I have worked with certified librarians.  Some were amazing, some were less so.

I have worked with library staff who were certified teachers who have taken classes but not finished their library degree.  Their years of experience give them an edge over those with LMS degrees just starting out in the library. 

I have worked with library staff who were not certified teachers, not taking LMS classes, but worked magic with their students on a daily basis. 

Currently, I work with some of the finest library assistants who receive minimal guidance from certified librarians, and do a fine job of keeping the doors open and the books circulating while they juggle non-library related duties.   


As school library positions are cut, it seems that our job has been boiled down to book circulation, and the common belief is that ANYONE can circulate books.  Anyone can.  But can ANYONE assess a students interests and reading ability through a casual conversation?  Can ANYONE teach a student how and why to access a database rather than "do a Google" search?  Can ANYONE convince teachers that graphic novels are really books with merit?  Does ANYONE know what to do when a parent comes in to request a book is removed from the shelves?  Does ANYONE know why we do not arrange a library by reading level and restrict students to the books that an automated reading program has identified at their "instructional level", but allow them free access to information so they can satisfy their curiosity and information needs? 

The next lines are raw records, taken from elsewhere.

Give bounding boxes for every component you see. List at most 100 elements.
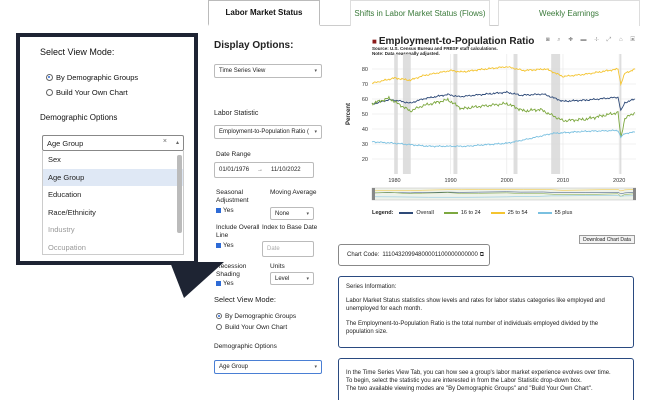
chart-note-line: Note: Data seasonally adjusted. (372, 51, 440, 56)
view-mode-build-label: Build Your Own Chart (225, 324, 288, 331)
dropdown-item[interactable]: Industry (48, 225, 75, 235)
checkbox-checked-icon (216, 207, 221, 213)
tab-labor-market-status[interactable]: Labor Market Status (208, 0, 320, 26)
zoom-demographic-radio[interactable]: By Demographic Groups (46, 73, 138, 82)
arrow-right-icon: → (257, 167, 264, 173)
chart-title-text: Employment-to-Population Ratio (378, 36, 535, 47)
chart-toolbar-icons[interactable]: ◙ ⌕ ✚ ▬ ✢ ⤢ ⌂ ▣ (546, 37, 638, 43)
legend-swatch-25-54 (490, 212, 505, 214)
chevron-down-icon: ▾ (306, 211, 309, 217)
chevron-down-icon: ▾ (314, 129, 317, 135)
chevron-down-icon: ▾ (314, 68, 317, 74)
range-slider-series (371, 195, 635, 198)
copy-icon[interactable]: ⧉ (479, 251, 485, 258)
range-handle-left[interactable] (372, 188, 375, 200)
time-series-help-box: In the Time Series View Tab, you can how… (338, 358, 634, 400)
chart-code-value[interactable]: 11104320994800001100000000000 (382, 252, 478, 258)
x-tick-label: 1980 (388, 178, 400, 184)
callout-pointer (170, 262, 224, 298)
clear-icon[interactable]: × (162, 138, 167, 145)
dropdown-item[interactable]: Race/Ethnicity (48, 207, 96, 217)
y-tick-label: 30 (362, 142, 368, 148)
help-paragraph: In the Time Series View Tab, you can how… (346, 370, 611, 376)
legend-item-25-54[interactable]: 25 to 54 (507, 210, 528, 216)
legend-swatch-overall (399, 212, 414, 214)
chart-plot[interactable]: 20 30 40 50 60 70 80 1980 1990 2000 2010 2020 Percen… (336, 54, 636, 220)
overall-line-checkbox[interactable]: Yes (216, 242, 234, 249)
index-date-input[interactable]: Date (262, 241, 314, 257)
series-line-4[interactable] (371, 129, 635, 148)
x-tick-label: 2000 (501, 178, 513, 184)
chart-title: ■ Employment-to-Population Ratio (372, 36, 534, 47)
dropdown-item[interactable]: Occupation (48, 242, 86, 252)
legend-item-16-24[interactable]: 16 to 24 (460, 210, 481, 216)
chart-source-line: Source: U.S. Census Bureau and FRBSF sta… (372, 46, 498, 51)
date-range-input[interactable]: 01/01/1976 → 11/10/2022 (214, 162, 314, 178)
seasonal-checkbox[interactable]: Yes (216, 207, 234, 214)
tab-bar: Labor Market Status Shifts in Labor Mark… (208, 0, 640, 26)
chevron-up-icon[interactable]: ▴ (175, 140, 179, 146)
zoom-view-mode-title: Select View Mode: (40, 47, 115, 57)
download-chart-data-button[interactable]: Download Chart Data (579, 235, 635, 244)
y-tick-label: 40 (362, 127, 368, 133)
tab-shifts-flows[interactable]: Shifts in Labor Market Status (Flows) (350, 0, 490, 26)
y-tick-label: 70 (362, 82, 368, 88)
range-slider-series (371, 192, 635, 197)
recession-shading-value: Yes (223, 280, 234, 287)
recession-band (453, 54, 458, 174)
x-tick-label: 1990 (445, 178, 457, 184)
dropdown-item[interactable]: Sex (48, 155, 61, 165)
y-tick-label: 80 (362, 67, 368, 73)
radio-unselected-icon (216, 324, 222, 331)
y-tick-label: 20 (362, 157, 368, 163)
recession-band (513, 54, 518, 174)
series-line-1[interactable] (371, 90, 636, 112)
view-mode-build-radio[interactable]: Build Your Own Chart (216, 324, 287, 331)
moving-average-select[interactable]: None ▾ (270, 207, 314, 220)
zoom-dropdown-list: Sex Age Group Education Race/Ethnicity Indus… (42, 151, 184, 255)
y-tick-label: 50 (362, 112, 368, 118)
overall-line-label: Include Overall Line (216, 224, 260, 239)
moving-average-value: None (275, 210, 290, 217)
legend-item-55-plus[interactable]: 55 plus (554, 210, 573, 216)
tab-weekly-earnings[interactable]: Weekly Earnings (498, 0, 640, 26)
series-line-2[interactable] (371, 95, 636, 138)
legend-label: Legend: (372, 210, 394, 216)
help-paragraph: To begin, select the statistic you are i… (346, 378, 582, 384)
recession-band (551, 54, 561, 174)
seasonal-value: Yes (223, 207, 234, 214)
labor-statistic-label: Labor Statistic (214, 110, 259, 117)
view-mode-demographic-radio[interactable]: By Demographic Groups (216, 313, 296, 320)
chart-source: Source: U.S. Census Bureau and FRBSF sta… (372, 46, 498, 56)
chart-toolbar[interactable]: ◙ ⌕ ✚ ▬ ✢ ⤢ ⌂ ▣ (546, 37, 638, 44)
chart-bullet-icon: ■ (372, 37, 377, 46)
zoom-demographic-select[interactable]: Age Group × ▴ (42, 135, 184, 151)
date-range-label: Date Range (216, 151, 251, 158)
view-select[interactable]: Time Series View ▾ (214, 64, 322, 78)
date-end-field[interactable]: 11/10/2022 (271, 167, 301, 173)
demographic-options-label: Demographic Options (214, 343, 277, 350)
labor-statistic-select[interactable]: Employment-to-Population Ratio (▾ (214, 125, 322, 139)
units-select[interactable]: Level ▾ (270, 272, 314, 285)
series-line-3[interactable] (371, 66, 635, 87)
scrollbar-thumb[interactable] (177, 155, 182, 233)
radio-selected-icon (216, 313, 222, 320)
zoom-build-radio[interactable]: Build Your Own Chart (46, 88, 128, 97)
chevron-down-icon: ▾ (306, 276, 309, 282)
dropdown-item[interactable]: Education (48, 190, 82, 200)
seasonal-label: Seasonal Adjustment (216, 189, 249, 204)
chevron-down-icon: ▾ (314, 364, 317, 370)
view-select-value: Time Series View (219, 68, 266, 74)
demographic-select[interactable]: Age Group ▾ (214, 360, 322, 374)
series-info-box: Series Information: Labor Market Status … (338, 276, 634, 348)
recession-band (394, 54, 398, 174)
dropdown-item[interactable]: Age Group (43, 168, 183, 186)
recession-shading-label: Recession Shading (216, 263, 247, 278)
range-handle-right[interactable] (633, 188, 636, 200)
zoom-select-value: Age Group (47, 138, 84, 148)
date-start-field[interactable]: 01/01/1976 (219, 167, 250, 173)
legend-item-overall[interactable]: Overall (416, 210, 434, 216)
moving-average-label: Moving Average (270, 189, 317, 196)
range-slider-series (371, 189, 635, 192)
y-tick-label: 60 (362, 97, 368, 103)
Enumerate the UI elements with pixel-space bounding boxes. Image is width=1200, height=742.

So what is the difference between certified school librarian and ANYONE?  The #1 difference is that we are teachers, and we need the public and our supervisors to know that. How are you spreading that message?

Poll Results:


  1. Cindy Rogers, you make me proud!!!! What an awesome write up and I must say you have created a most impressive infographic!

    On another note, I think it is interesting that 55% of survey responders would prefer a different name. Before I was a certified librarian, I called myself a media specialist and now, I think I prefer teacher-librarian. Great data to mull over this weekend.....

  2. I am a library cler who works 1/2 time at our high school an 1/2 time at our middle school. I used to have 2 brilliant librarians who I worked with but budget cuts left just me.
    I was recently interviewed at Race for the Cure as the NHS advisor who brought the students. My quote appeard in the Detroit Free Press as Ellen Pruner, librarian. I was mortified. Although I now do the work of the librarian, clerk and every other job they throw at me I would never claim a degree I didn't earn.